When Bitcoin first started, each coin’s overall worth was extremely low. During the first few years of this virtual currency, much of it was used to facilitate illegal activity.
Martucci said the purchase of illegal drugs through the infamous Silk Road was a major purpose of early Bitcoin use.
Michael Baker, a Youngstown State University business student, said he first learned about Bitcoin in 2011 from his family, but held off their investments until the company solidified its legitimacy.
“I learned about Bitcoin around 2011 when discussing the dark web with my brother and cousin,” Baker said. “When I first learned about Bitcoin, it was more so used for illegal means and because I had no real use for it, I didn’t invest.”
Baker’s cousin convinced him to invest small amounts of cash with Bitcoin, which eventually doubled and tripled.
“I really started to invest once I realized the opportunity ahead. I had planned to invest in something because I wanted to start thinking about my financial future after college,” Baker said. “I chose Bitcoin because it was and still is in a very early stage and because of this I saw the potential.”
Baker said Bitcoin is very much still in its developmental stage, which means it’s susceptible to massive value swings.
“I do think Bitcoin will be beneficial because of the technology involved with it,” Baker said. “However, with that being said, there are a lot of other project coins that have the potential to make more of an impact on the cryptocurrency world and even some that could make a real world impact.”
Despite his success, Baker cautioned prospective investors.
“If you want to invest in cryptocurrency, you must be very careful because the money could be gone before you know it,” Baker said.

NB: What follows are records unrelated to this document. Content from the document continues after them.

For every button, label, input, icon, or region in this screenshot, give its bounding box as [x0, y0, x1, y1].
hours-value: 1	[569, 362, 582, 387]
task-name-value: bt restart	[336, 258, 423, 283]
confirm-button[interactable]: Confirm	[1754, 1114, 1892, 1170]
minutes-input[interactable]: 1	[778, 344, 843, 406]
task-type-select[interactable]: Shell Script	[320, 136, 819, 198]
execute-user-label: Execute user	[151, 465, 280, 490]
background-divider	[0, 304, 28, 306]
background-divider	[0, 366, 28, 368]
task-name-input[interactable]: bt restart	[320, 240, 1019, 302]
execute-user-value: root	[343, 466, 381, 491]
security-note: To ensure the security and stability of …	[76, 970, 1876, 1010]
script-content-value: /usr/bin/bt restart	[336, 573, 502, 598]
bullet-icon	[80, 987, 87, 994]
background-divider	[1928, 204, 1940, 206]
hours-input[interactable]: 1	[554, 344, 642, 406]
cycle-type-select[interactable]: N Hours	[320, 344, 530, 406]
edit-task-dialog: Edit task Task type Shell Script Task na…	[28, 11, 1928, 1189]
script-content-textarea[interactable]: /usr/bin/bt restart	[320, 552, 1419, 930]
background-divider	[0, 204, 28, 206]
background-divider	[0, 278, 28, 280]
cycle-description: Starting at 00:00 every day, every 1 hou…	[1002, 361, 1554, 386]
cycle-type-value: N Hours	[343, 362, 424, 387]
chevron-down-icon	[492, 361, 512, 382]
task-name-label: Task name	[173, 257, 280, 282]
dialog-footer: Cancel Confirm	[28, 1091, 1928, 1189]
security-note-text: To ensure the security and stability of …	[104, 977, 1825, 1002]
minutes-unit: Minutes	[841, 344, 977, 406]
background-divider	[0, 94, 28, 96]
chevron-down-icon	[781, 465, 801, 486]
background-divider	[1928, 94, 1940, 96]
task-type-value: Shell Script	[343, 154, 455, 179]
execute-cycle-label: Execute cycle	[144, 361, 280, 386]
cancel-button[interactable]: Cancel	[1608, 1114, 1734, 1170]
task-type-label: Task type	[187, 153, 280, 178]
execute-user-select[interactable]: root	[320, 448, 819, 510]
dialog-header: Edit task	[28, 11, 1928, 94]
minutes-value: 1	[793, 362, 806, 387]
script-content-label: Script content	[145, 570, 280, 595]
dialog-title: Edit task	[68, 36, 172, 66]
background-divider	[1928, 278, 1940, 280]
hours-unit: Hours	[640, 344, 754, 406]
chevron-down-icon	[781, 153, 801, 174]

Tod Porter, chair of the economics department, said an individual’s current financial situation dictates investment activity.
“People who invest in stocks should view these investments as long-term plans, for retirement and so forth,” Porter said.
According to Porter, the younger someone starts investing, the better off they’ll be; however, he cautioned to research trends and the legitimacy of a company beforehand.
Hunter Miller, a YSU business and finance student, said Bitcoin acts as though a bubble burst will be the inevitable outcome.
“I’m against investing in Bitcoin, because yeah, the returns are great right now, but when the bubble bursts, it’ll be worth absolutely nothing,” he said.
Miller said he is against investing money in Bitcoin, but said thousands of people are currently “mining it as we speak.”
Miller compared Bitcoin to currency used by YSU.
“It’s basically like using Pete’s Points,” Miller said. “Sure, there’s a monetary backing behind it, but you can only use it in like six places. So, unless the places expand to 12, then 24, it’s not really an applicable financial tool.”
Huaiyu Peter Chen, an associate professor of finance, recommended YSU students to invest in diversified low-cost index funds, if investing interests them.
On the other hand, Chen said investing is a strong word when referring to the virtual currency market.
“Putting money in virtual currency is gambling and speculation, not investing,” Chen said.
Chen said he believes the stock market is a much more viable investment opportunity because the economy will continue to grow.
“For YSU students, they should use a dollar average strategy to invest in a well-diversified low-cost index fund based on their risk tolerance,” Chen said.